I was really into the 70s as a kid. So, I loved movies like The Dreamers, which is set during the student riots in Paris in 1968. I found the French Lycee fashion and the music that surrounded that time endlessly interesting, especially having worked for John Pearse who's like a 60s icon.
What do you smell like?
I wear cedar oil that I buy from a wholesaler in the center of Mexico City. Before that I used to religiously wear Molecule.
What's one thing in your closet that you'd never get rid of?
A couture Alexander McQueen dress from the mid-90s; it's fluffy, black, short-sleeved, and it has a kick. It swirls out perfectly when you spin and has little cap sleeves. It was given to me by Maya Norman who shared she had worn it to Damien Hirst’s first show at the White Cube. I wore it on my 32nd birthday.
What's something you spent a lot of money on that was worth it?
Shoes. I remember buying a brilliant pair of red cross over Prada sandals in the Spring Street shop. I also remember spending all my first paycheck on a pair of Vivienne Westwood heels when I was 17 and an amazing pair of stacked heel red Gucci loafers when I was around 26. It was terrible, I couldn’t pay my rent the next month. I've always had this idea that if I invested in something really beautiful, something really beautiful would enter my life.
What's something you spent a lot of money on that wasn't worth it?
Funnily enough, a mattress! We moved out of our place last week and our movers accidentally melted our giant memory foam super king mattress. It was only after I stood looking at the giant hole that I realized it had always been so uncomfortable.
What’s something you always recommend or gift to people?
I love massages and saunas, so I’m always looking for an amazing masseuse wherever I am. I work alot and it can be quite physical if I am working on the floor, and I find that massages really help stretch me out. Also, spending so much time in Mexico City you start to feel the pollution around you and the sauna helps you sweat out heavy metals.

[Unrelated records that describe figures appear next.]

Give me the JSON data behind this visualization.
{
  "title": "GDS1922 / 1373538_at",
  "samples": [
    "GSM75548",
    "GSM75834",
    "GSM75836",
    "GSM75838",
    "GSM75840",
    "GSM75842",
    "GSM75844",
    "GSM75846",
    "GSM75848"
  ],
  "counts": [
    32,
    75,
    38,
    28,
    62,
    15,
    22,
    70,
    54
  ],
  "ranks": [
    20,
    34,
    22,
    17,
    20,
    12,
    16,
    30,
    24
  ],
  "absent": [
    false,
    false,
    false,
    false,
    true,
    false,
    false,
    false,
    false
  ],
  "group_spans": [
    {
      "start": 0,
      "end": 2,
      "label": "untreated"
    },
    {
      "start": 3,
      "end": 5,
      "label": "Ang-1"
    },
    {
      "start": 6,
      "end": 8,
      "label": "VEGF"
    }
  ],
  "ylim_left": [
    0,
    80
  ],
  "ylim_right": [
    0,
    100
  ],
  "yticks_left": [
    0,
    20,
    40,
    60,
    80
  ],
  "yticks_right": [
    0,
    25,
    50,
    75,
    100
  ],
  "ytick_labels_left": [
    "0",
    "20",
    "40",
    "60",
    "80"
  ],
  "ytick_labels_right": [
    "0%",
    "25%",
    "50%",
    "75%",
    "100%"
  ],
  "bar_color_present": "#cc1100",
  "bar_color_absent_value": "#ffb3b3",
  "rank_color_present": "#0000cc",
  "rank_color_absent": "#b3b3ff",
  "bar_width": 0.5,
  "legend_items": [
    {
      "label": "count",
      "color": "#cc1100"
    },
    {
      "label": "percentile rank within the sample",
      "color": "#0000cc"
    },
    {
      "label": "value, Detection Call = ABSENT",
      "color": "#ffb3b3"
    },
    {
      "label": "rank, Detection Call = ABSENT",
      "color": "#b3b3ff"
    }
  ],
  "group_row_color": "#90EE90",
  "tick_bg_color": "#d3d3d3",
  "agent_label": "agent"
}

What does it mean to have taste?
To me, to have taste is to constantly be cultivating your eye by looking at things. I also like to think you can’t engineer and manufacture your taste, it’s something to indulge and luxuriate in. Your taste is the thing that's going to make you feel the best. I think developing a good relationship with your tastes gives a lot back to you opening new curiosities. Back when I used to make clothes with John Pearse, I developed an understanding of cut, silhouette and cloth which completely affected how I relate to clothing.
All photos are courtesy of Lotte.
I love this line: "I've always had this idea that if I invested in something really beautiful, something really beautiful would enter my life." I also like the idea at the end about constantly cultivating one's taste by looking and looking. It's all about appreciation, isn't it?
Lovely interview as usual. I love her perspective on markets - I feel the same way whenever I visited my neighbourhood markets back home!